Hugh E. Jacobs v. Office of Personnel Management

78 F.3d 603

NOTICE: Federal Circuit Local Rule 47.6(b) states that opinions and orders which are designated as not citable as precedent shall not be employed or cited as precedent. This does not preclude assertion of issues of claim preclusion, issue preclusion, judicial estoppel, law of the case or the like based on a decision of the Court rendered in a nonprecedential opinion or order.
Hugh E. JACOBS, Petitioner,
v.
OFFICE OF PERSONNEL MANAGEMENT, Respondent.

No. 95-3756.

United States Court of Appeals, Federal Circuit.

Feb. 9, 1996.

Before RICH, MICHEL, and PLAGER, Circuit Judges.

DECISION

PER CURIAM.

1

Hugh E. Jacobs appeals from the May 12, 1995 decision of the Merit Systems Protection Board (Board), No.

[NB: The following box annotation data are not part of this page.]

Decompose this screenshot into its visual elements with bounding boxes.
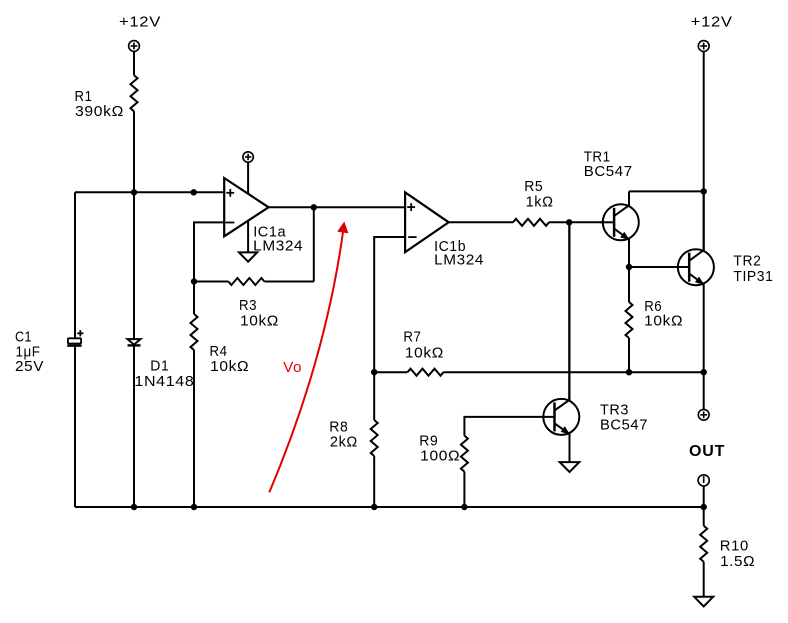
svg-text:TIP31: TIP31 xyxy=(733,268,773,285)
wire R5 to TR1 base xyxy=(549,221,614,223)
svg-text:25V: 25V xyxy=(15,358,44,375)
wire TR3 collector riser xyxy=(568,222,570,399)
op-amp U1 IC1a power pin xyxy=(247,162,249,196)
wire inverting input IC1a xyxy=(194,222,224,314)
power symbol +12V right xyxy=(698,41,709,52)
resistor R3 xyxy=(228,278,264,285)
svg-text:10kΩ: 10kΩ xyxy=(644,313,683,330)
node R3/R4 junction xyxy=(191,278,197,284)
svg-text:+12V: +12V xyxy=(691,14,733,31)
node on + input wire xyxy=(191,189,197,195)
wire Vo red curve xyxy=(269,232,343,492)
wire OUT terminal to rail xyxy=(703,486,705,507)
wire IC1a output to IC1b + input xyxy=(269,206,406,208)
svg-text:BC547: BC547 xyxy=(584,163,633,180)
transistor Q3 TR3 xyxy=(543,222,579,462)
wire mid rail R7 row xyxy=(374,371,407,373)
svg-text:D1: D1 xyxy=(150,357,169,374)
node D1 bottom xyxy=(131,504,137,510)
wire xyxy=(444,371,704,373)
wire TR3 base from R9 xyxy=(464,417,554,436)
power symbol IC1a xyxy=(243,152,253,162)
power terminal OUT plus xyxy=(698,409,709,420)
wire TR1 collector to +12V rail xyxy=(629,190,704,192)
svg-text:R3: R3 xyxy=(239,297,257,314)
node R5/TR1/TR3 xyxy=(566,219,572,225)
resistor R8 xyxy=(371,420,378,456)
ground IC1a xyxy=(239,252,257,261)
wire left branch down to C1 xyxy=(74,192,76,338)
svg-text:2kΩ: 2kΩ xyxy=(330,433,358,450)
wire feedback down xyxy=(313,207,315,281)
node R9 bottom xyxy=(461,504,467,510)
wire xyxy=(193,350,195,507)
node R4 bottom xyxy=(191,504,197,510)
op-amp U2 IC1b xyxy=(405,192,449,252)
wire IC1b output xyxy=(449,221,513,223)
svg-text:1kΩ: 1kΩ xyxy=(526,193,554,210)
svg-text:10kΩ: 10kΩ xyxy=(210,358,249,375)
transistor Q1 TR1 xyxy=(600,191,639,267)
wire inverting input IC1b xyxy=(374,237,405,420)
power symbol +12V left xyxy=(129,41,140,52)
resistor R9 xyxy=(461,436,468,472)
op-amp U1 IC1a ground pin xyxy=(247,218,249,252)
resistor R5 xyxy=(513,219,549,226)
ground R10 xyxy=(694,597,713,607)
wire xyxy=(74,347,76,507)
node TR1 emitter / R6 xyxy=(626,264,632,270)
wire noninverting input IC1a xyxy=(75,191,224,193)
node IC1a output xyxy=(311,204,317,210)
svg-text:10kΩ: 10kΩ xyxy=(240,313,279,330)
svg-text:1N4148: 1N4148 xyxy=(134,373,194,390)
node at R1/D1 xyxy=(131,189,137,195)
terminal OUT xyxy=(698,475,709,486)
wire D1 branch xyxy=(133,192,135,339)
node OUT bottom xyxy=(701,504,707,510)
resistor R1 xyxy=(131,75,138,111)
wire +12V rail xyxy=(703,51,705,250)
svg-text:+12V: +12V xyxy=(119,14,161,31)
ground TR3 emitter xyxy=(560,462,580,472)
node R7/R8 junction xyxy=(371,369,377,375)
svg-text:R7: R7 xyxy=(403,328,421,345)
transistor Q2 TR2 xyxy=(678,191,714,409)
wire feedback horizontal right part xyxy=(264,281,313,283)
wire bottom rail xyxy=(75,506,704,508)
wire xyxy=(194,281,228,283)
svg-text:100Ω: 100Ω xyxy=(420,448,460,465)
wire xyxy=(463,472,465,507)
svg-text:LM324: LM324 xyxy=(434,252,484,269)
svg-text:Vo: Vo xyxy=(283,359,302,376)
node R8 bottom xyxy=(371,504,377,510)
op-amp U1 IC1a xyxy=(224,178,268,236)
capacitor C1 xyxy=(67,330,83,345)
wire xyxy=(133,111,135,192)
svg-text:10kΩ: 10kΩ xyxy=(405,344,444,361)
resistor R4 xyxy=(191,314,198,350)
wire TR1 emitter to TR2 base xyxy=(629,266,689,268)
node at +12V rail xyxy=(701,188,707,194)
resistor R10 xyxy=(703,507,705,526)
svg-text:OUT: OUT xyxy=(689,443,725,460)
svg-text:LM324: LM324 xyxy=(253,237,303,254)
svg-text:R10: R10 xyxy=(720,538,749,555)
wire xyxy=(373,456,375,507)
svg-text:BC547: BC547 xyxy=(600,417,648,434)
node mid rail right xyxy=(701,369,707,375)
resistor R6 xyxy=(628,267,630,302)
svg-text:1.5Ω: 1.5Ω xyxy=(720,553,755,570)
wire xyxy=(133,345,135,507)
node R6 bottom xyxy=(626,369,632,375)
wire xyxy=(133,51,135,75)
svg-text:390kΩ: 390kΩ xyxy=(75,103,124,120)
diode D1 xyxy=(128,339,141,345)
resistor R7 xyxy=(408,369,444,376)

PH-0831-95-0281-I-1, sustaining the reconsideration decision of the Office of Personnel Management (OPM), wherein the OPM adhered to its initial decision requiring that Jacobs' civil service annuity be recomputed to eliminate all credit for post-1956 military service. The Board's decision became final when, on July 21, 1995, the full Board denied Jacobs' petition for review, after which this appeal timely followed. The appeal was submitted for decision on February 2, 1996. Because the Board properly applied the civil service retirement laws to the evidence of record then before it, we affirm.

DISCUSSION

2

Jacobs served in the United States Air Force from January 1951 to January 1955, and again from April 1955 to July 1973. From September 1973 to November 1990, Jacobs worked as a city carrier in Roanoke, Virginia, for the United States Postal Service. On November 29, 1990, Jacobs retired from the Postal Service, filing an annuity application with the Civil Service Retirement System (CSRS) on that same day.

3

Because Jacobs had not paid a deposit equaling 7% of his post-1956 military pay into the Civil Service Retirement and Disability Fund (Fund) before the OPM completed processing his annuity application on April 26, 1991, the OPM recomputed his annuity to exclude credit for post-1956 military service shortly after he became eligible for social security benefits in 1994. See 5 U.S.C. § 8332(j) (requiring deposit to preserve CSRS credit for post-1956 military service); 5 C.F.R. part 831 (implementing regulations). As a result of this recomputation, Jacobs' monthly CSRS payment fell from $1,832 to $967; the monthly social security benefit payment for which he became eligible was approximately $275.

4

In November 1994, Jacobs requested that the OPM reconsider its decision to recompute his CSRS annuity. According to Jacobs,

5

When I retired from the Postal Service ... it was my understanding that upon reaching the age of 62 that the combination of my Civil Service pay and Social Security pay would be reduced some because some of the years with the military could not be counted as federal time. In my wildest dream I could not imagine that the Civil Service pay would be cut practically in half and the Social Security benefits would be so small.

6

Importantly, Jacobs did not assert that the Postal Service failed to inform him at the time of his retirement that he could avoid the subsequent exclusion of post-1956 military service by making the necessary deposit to the Fund. The OPM adhered to its initial decision upon reconsideration, indicating that Jacobs "ha[d] not alleged, nor is there any indication in the record, that either the employing agency, or OPM misled [him] by providing erroneous information regarding [his] rights to make a deposit." In addition, according to OPM, Jacobs had not "claimed that [his] agency failed to notify [him] of the effect of non-payment of this deposit on [his] civil service annuity." The Board sustained the OPM's reconsideration decision, finding that "the record shows that [Jacobs] received the correct information" regarding the effect of a failure to make the 7% deposit to the Fund.

7

Jacobs appeals, contending, for the first time, that the Postal Service failed to inform him that he could avoid the exclusion of post-1956 military service from his CSRS annuity computation by making the necessary deposit to the Fund. First, nothing in the record before the Board or the OPM supports the substance of Jacobs' contention. Thus, while his latest contention may be true, Jacobs failed to discharge his burden of timely placing within the administrative record evidence sufficient to support a determination in his favor. Without this supporting evidence, timely entered, no such determination could have been made in the first instance or sustained on review. Second, as the government indicates in its brief, nothing in the record indicates that Jacobs raised the above contention before the Board or the OPM. As a result, we cannot consider it here upon review. Meglio v. Merit Sys. Protection Bd., 758 F.2d 1576, 1577 (Fed.Cir.1984).

8

Jacobs assigns no other error to the Board's decision, and we discern none. For the foregoing reasons, we affirm.